More men died, torn and ripped, broken and dismembered. They thrust things at him, sharp things, slow things. He was so strong. He tore free of the fight and ran. The night air hit him as he spilled out of the palace door and into the street. His nose and mouth stung and he recognised the taste of the big white flakes in the air. Ash.
Through the clinging fog he heard something. Not a voice, not an animal cry but something resonating deeper within him, an emanation of something older than sound. It called to him. He pictured a sign, a jagged slash with a line through it. His skin rose into bumps as he heard it howl. He understood it, knew what it said.
‘I am here, where are you?’ It was the lady, she was calling to him, or rather something inside her was.
He looked back at the palace but then turned away from the fight with its delicious scents of murder and battle. He was summoned and he could not resist.
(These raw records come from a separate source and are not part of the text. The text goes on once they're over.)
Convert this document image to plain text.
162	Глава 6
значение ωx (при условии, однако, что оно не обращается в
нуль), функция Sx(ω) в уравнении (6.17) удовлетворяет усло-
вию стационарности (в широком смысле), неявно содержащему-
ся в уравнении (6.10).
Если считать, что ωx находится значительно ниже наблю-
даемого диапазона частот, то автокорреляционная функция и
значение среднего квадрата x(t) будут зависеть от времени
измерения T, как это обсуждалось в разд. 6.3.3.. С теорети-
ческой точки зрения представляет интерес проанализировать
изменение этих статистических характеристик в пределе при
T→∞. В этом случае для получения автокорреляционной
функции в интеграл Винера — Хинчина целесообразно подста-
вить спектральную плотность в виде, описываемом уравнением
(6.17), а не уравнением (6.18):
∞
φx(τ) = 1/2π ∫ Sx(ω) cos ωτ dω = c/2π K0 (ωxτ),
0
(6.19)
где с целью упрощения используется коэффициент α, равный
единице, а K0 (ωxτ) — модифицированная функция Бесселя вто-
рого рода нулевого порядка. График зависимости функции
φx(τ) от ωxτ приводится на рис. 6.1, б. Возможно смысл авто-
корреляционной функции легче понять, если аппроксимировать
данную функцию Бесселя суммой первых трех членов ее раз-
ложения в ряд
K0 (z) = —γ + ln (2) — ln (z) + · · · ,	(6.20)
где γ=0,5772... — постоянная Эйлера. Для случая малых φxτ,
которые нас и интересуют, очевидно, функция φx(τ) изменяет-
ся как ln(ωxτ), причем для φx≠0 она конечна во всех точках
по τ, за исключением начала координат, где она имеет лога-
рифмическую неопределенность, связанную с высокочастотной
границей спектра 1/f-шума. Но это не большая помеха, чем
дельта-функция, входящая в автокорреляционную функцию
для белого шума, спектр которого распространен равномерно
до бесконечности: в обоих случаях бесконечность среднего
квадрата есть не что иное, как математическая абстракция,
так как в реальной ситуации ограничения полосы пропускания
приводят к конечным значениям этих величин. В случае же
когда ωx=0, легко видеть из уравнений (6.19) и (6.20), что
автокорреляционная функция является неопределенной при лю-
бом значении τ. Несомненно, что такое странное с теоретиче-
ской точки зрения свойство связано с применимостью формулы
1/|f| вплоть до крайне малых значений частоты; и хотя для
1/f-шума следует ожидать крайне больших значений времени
Azemar threw back his head and shouted, ‘I am here! Where are you?’ But his voice was the howl of a wolf.
M. D. Lachlan
Lord of Slaughter
45 The Bloody Waters
Air! A hand pulled him out of the water. It was flat dark, no glimpse of light. He lay gasping on cold rock.
‘We are through. Those men were sent by the gods, but they did not serve the gods’ purpose. Who was the white-haired one?’
‘His name is Ragnar.’
‘He followed you?’
‘He was sent to kill me, I think.’
‘I have seen him before.’
‘Where?’
‘In a past life. I have fought him before. He is a powerful enemy. Did he have the sword?’
‘What sword?’
‘The one that is curved. Like a sickle moon.’
‘I saw no such sword.’
‘It will come, along with the stone.’
‘What stone?’
‘A magical stone. The Wolfstone.’
Loys was so shaken he didn’t even think of the stone in his bag.